Ces déclarations surviennent alors que plusieurs villes du pays, notamment Damas et Homs, connaissent une recrudescence de tensions entre anciens partisans du régime et opposants. Autant dire que le risque de débordements est réel, alors que les structures judiciaires peinent encore à se rétablir pleinement après plus d’une décennie de conflit.

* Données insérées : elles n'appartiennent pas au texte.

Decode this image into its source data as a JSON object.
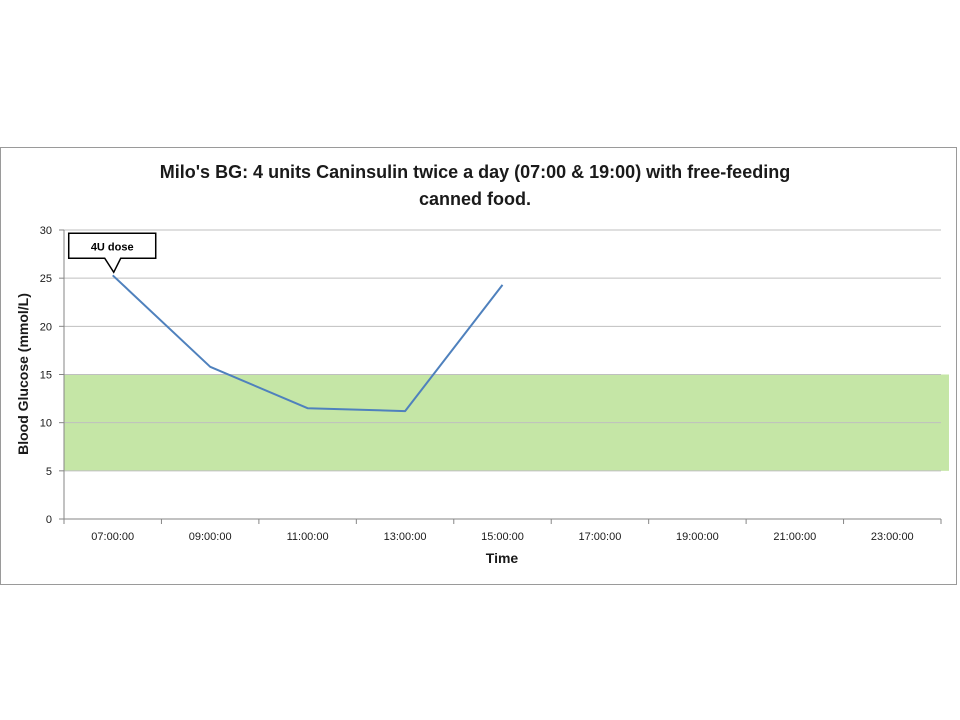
{
  "chart_data": {
    "type": "line",
    "title_lines": [
      "Milo's BG: 4 units Caninsulin twice a day (07:00 & 19:00) with free-feeding",
      "canned food."
    ],
    "xlabel": "Time",
    "ylabel": "Blood Glucose (mmol/L)",
    "categories": [
      "07:00:00",
      "09:00:00",
      "11:00:00",
      "13:00:00",
      "15:00:00",
      "17:00:00",
      "19:00:00",
      "21:00:00",
      "23:00:00"
    ],
    "y_ticks": [
      "0",
      "5",
      "10",
      "15",
      "20",
      "25",
      "30"
    ],
    "ylim": [
      0,
      30
    ],
    "grid": true,
    "series": [
      {
        "x": [
          "07:00:00",
          "09:00:00",
          "11:00:00",
          "13:00:00",
          "15:00:00"
        ],
        "values": [
          25.3,
          15.8,
          11.5,
          11.2,
          24.3
        ]
      }
    ],
    "target_band": {
      "y_min": 5,
      "y_max": 15
    },
    "annotations": [
      {
        "text": "4U dose",
        "x": "07:00:00",
        "y": 25.3
      }
    ],
    "colors": {
      "line": "#4f81bd",
      "band": "#c5e6a6",
      "grid": "#bfbfbf",
      "axis": "#868686"
    }
  }
}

Le contexte politique et sécuritaire en Syrie

Depuis la chute partielle du régime de Bachar al-Assad en 2024, la Syrie reste un pays profondément divisé. Les nouvelles autorités, issues d’une transition politique encore fragile, tentent de consolider leur légitimité tout en gérant les séquelles du conflit. Le ministère de l’Intérieur, dirigé par des figures issues de l’opposition modérée, tente ainsi de tracer une ligne entre justice et vengeance.

Selon des observateurs locaux cités par RFI, plusieurs incidents ont déjà été signalés ces dernières semaines, impliquant des civils s’en prenant à des anciens responsables ou à leurs familles. « Les autorités craignent que ces actes ne dégénèrent en une spirale de violences incontrôlables », a expliqué un analyste politique basé à Damas, sous couvert d’anonymat.

Les limites de l’autorité centrale

Malgré cet appel à la modération, les nouvelles autorités syriennes peinent à imposer leur autorité sur l’ensemble du territoire. Certaines zones restent sous l’influence de milices locales ou de groupes armés, qui appliquent leurs propres règles. Dans ce contexte, l’appel du ministère de l’Intérieur pourrait ne pas suffire à endiguer les tensions, d’autant que les moyens policiers et judiciaires restent limités.

Par ailleurs, la population, épuisée par des années de guerre, pourrait être tentée par des formes de justice expéditive, perçues comme un moyen de régler des comptes personnels ou communautaires. Bref, la tâche des autorités est complexe, d’autant que la méfiance envers les institutions reste profonde.

Et maintenant ?

Les prochaines semaines seront déterminantes pour évaluer l’efficacité de cet appel à la retenue. Une réunion entre les autorités et les représentants locaux est prévue pour le 20 juin afin d’examiner les mesures à prendre. Les autorités ont également annoncé le déploiement de patrouilles supplémentaires dans les zones sensibles, mais leur impact dépendra de la capacité à restaurer la confiance dans les institutions.

Reste à voir si cet appel suffira à éviter de nouveaux débordements. Dans l’immédiat, les autorités syriennes appellent à la prudence, tout en promettant des sanctions contre ceux qui prendraient la justice en leurs mains.

Les autorités craignent que des arrestations ou des violences perpétrées par des civils ne déclenchent des conflits intercommunautaires ou ne sapent la légitimité des nouvelles institutions judiciaires, encore en construction après des années de guerre.